After 150 years of no PSN (internet years are similar to dog years, only longer and punctuated more frequently by nerdrage), Sony yesterday began to restore online functionality to the PlayStation 3 to the relieved jubilation of millions. So how should you celebrate? I’ve got a few ideas to get you back into the swing of things;
Buy a microphone, hurl abuse
As Sony doesn’t include a microphone with its console, a lot of PS3 players are still yet to experience the thrill of being taunted by homophobic pre-pubescent 11 year-olds. Now that you’ve experienced such a strong feeling of loss at the hands of the infamous hackers, you’ve probably got a lot of pent up frustration that you need to get off of your chest. My advice would be to go on eBay, treat yourself to a wireless headset and spend the rest of the week shouting profanities down the mic whilst playing LittleBigPlanet 2. It has the highest ratio of female gamers so your vulgarity is unlikely to receive a response, yet it’s still deemed more socially acceptable than standing in the centre of your room and shouting aimlessly at the walls, which is what you may or may not have been doing to entertain yourself these past 4 weeks.
Hack Xbox Live
It’s difficult being a PS3 fanboy; while your console is technically the best of the three, it always seems to be playing catch-up to its peers. Many a PlayStation owner rejoiced come E3 2010 when Sony announced a cavalcade of great exclusive titles, and for the first time since the beginning of this era’s ‘console wars’, it made both the Wii and Xbox 360 seem completely inferior by comparison. Infuriatingly the PSN had to go and get itself infiltrated right around the time of two of the biggest game launches of the year, with Portal 2 and Mortal Kombat both suffering at the hands of unfortunate timing.

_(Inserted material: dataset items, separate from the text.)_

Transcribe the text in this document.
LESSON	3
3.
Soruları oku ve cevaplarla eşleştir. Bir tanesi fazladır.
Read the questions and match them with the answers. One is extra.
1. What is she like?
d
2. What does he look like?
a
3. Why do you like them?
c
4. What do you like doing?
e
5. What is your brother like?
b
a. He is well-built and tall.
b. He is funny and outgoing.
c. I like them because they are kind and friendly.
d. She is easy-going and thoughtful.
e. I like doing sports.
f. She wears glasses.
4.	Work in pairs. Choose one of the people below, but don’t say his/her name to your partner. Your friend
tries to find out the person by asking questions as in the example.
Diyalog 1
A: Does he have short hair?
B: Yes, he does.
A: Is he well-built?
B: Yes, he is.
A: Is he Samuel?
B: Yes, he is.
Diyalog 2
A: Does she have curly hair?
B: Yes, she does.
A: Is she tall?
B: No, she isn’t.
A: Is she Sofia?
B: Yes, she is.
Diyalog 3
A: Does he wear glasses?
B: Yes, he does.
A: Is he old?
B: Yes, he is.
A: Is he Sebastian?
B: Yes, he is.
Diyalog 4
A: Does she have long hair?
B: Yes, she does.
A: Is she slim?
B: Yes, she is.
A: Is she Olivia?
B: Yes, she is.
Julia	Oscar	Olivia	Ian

Such a bad series of events has led 360 gamers to once again placing themselves in the driving seat, and your taunting of the Kinect is now sure to fall on deaf ears. So what do you do now? Well there’s only one thing to do, my friend. Enlist the help of anon and plunder Microsoft’s databases like a bitter and insecure pirate. Sail through the uninhabited waters of Xbox Live and give them a taste of their own medicine; shut down online gameplay, cut them off from their recently downloaded Black Ops map packs and give all of their avatars silly and needlessly expensive hats if need be. Honestly, it’s the only logical course of action.
Play Video Games
Never Go Outside Ever Again.
These past 4 weeks have been torturous. Not only have you been unable to take on GLaDOS with your buddies and take on Scorpion with your Kratos, you’ve also found yourself forced to venture outside. Now, I don’t know whether or not any of you Xbox gamers who are reading this have ever been outside before, but let me tell you, it’s a nightmare. Sometimes it’s hot, sometimes it’s cold, sometimes it’s rainy; it’s all over the place. And don’t even get me started on the people. When they’re not walking in and out of coffee shops they’re waiting in some form of queue. I’m not even sure they know what they’re queuing up for most of the time.
Who would ever knowingly go outside? The people that do must have no knowledge of the internet, or at the very least they are closet sadists who find sexual excitement in the torture of small talk. So my suggestion to you, then, is now that PSN is back online you simply never venture outdoors ever again. I know what you’re going to say; “but Paul, how am I supposed to acquire the social skills that will help me in later life to secure the job/wife of my dreams?” And my answer to you is; “stop watching aspirational reality television and be happy with your 9-5 dead-end job and lonely existence”. Honestly, you’re never satisfied, are you?